To the Enoch Light-style r&r...



DOWNLOAD:All Time Rock 'N Roll Hits, Part 1

                         All Time Rock 'N Roll Hits, Part 2, plus bonus sides from 18 Top Hits EPs



America's Favorite Music--All Time Rock 'N Roll Hits (Waldorf Record Corp. 33-T-7-8-9), plus 11 bonus EP tracks






Lee

6 comments:

Anonymous said...

Another great one Lee. Thanks a lot.
I realy dig those low budget covers, which are sometimes no less inferior to the original.

Johnny

Monkey D. Sound said...

"God damn The Pusher" Thanks for the daily dose of covers ^^

Eric said...

I remember Times Square in NYC looking like that.

Lee Hartsfeld said...

Happy to provide these copy-cat gems--I feel like I'm covering (along with GilmarVinyl) a neglected part of pop music history. It's amazing how much a part of the market these things were. We tend to regard them as aberrations today, but once upon a time, sound-alikes were a legit, however low-rent, phenomenon.

Eric,

I never had the chance to see Times Square at night--my two visits to NYC were during daytime. I found NYC thrilling, of course, but would have preferred more time to take it in. This was during my Navy time, between duty stations.

Anonymous said...

Hi Lee, thanks for a great post. Loved your comment about Joe Fortunato. I like to dream he was related to someone at the studio. Let me sing a song, he says. So they did. Someone put it on the collection by mistake. Too late, we pressed loads of copies. Oops... Actually, the song is not bad, short too.
The transfers are really good. Were these ever played? I have decided that because you offer a wealth of info in your post, with great remarks, I am going to copy and paste it and place it in your music folder. This way, I have this information for future reference. Again, thanks.
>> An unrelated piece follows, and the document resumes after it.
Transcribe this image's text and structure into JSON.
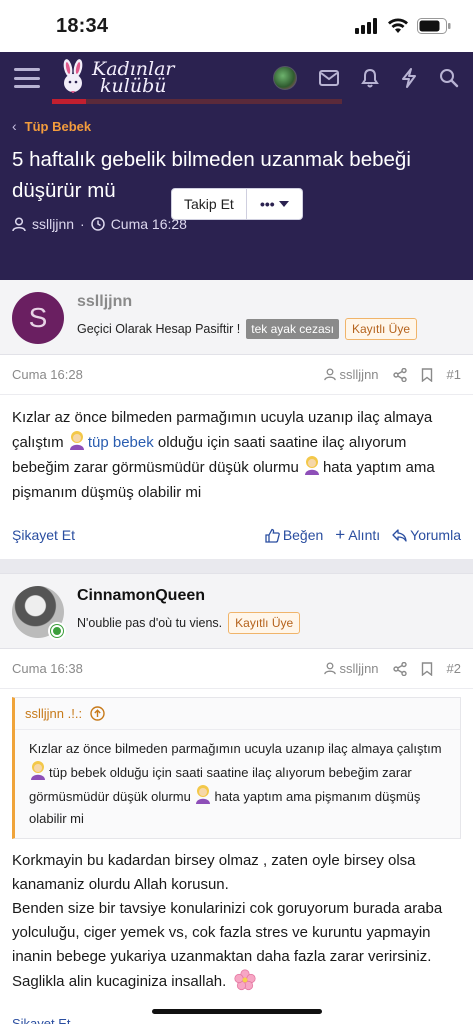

Bryan

Lee Hartsfeld said...

Thanks, Bryan. I'm very flattered. And thanks for the nice words on the transfer--far as I know, this has been played before, but just not very often. Or else someone back in the day had an unusually gentle tonearm. Though it's hard to picture fake-hit customers having decent stereo gear...

Years ago, I made a cassette of this for a Waldorf fan and expert, and he'd never encountered it before. It may not be that common. I hope that the second batch of Top Hit Club literature gives me some clue as to when this one came out. The selections would place it at 1956, but it could also be a later Top Hit Club special, given the bare-bones packaging.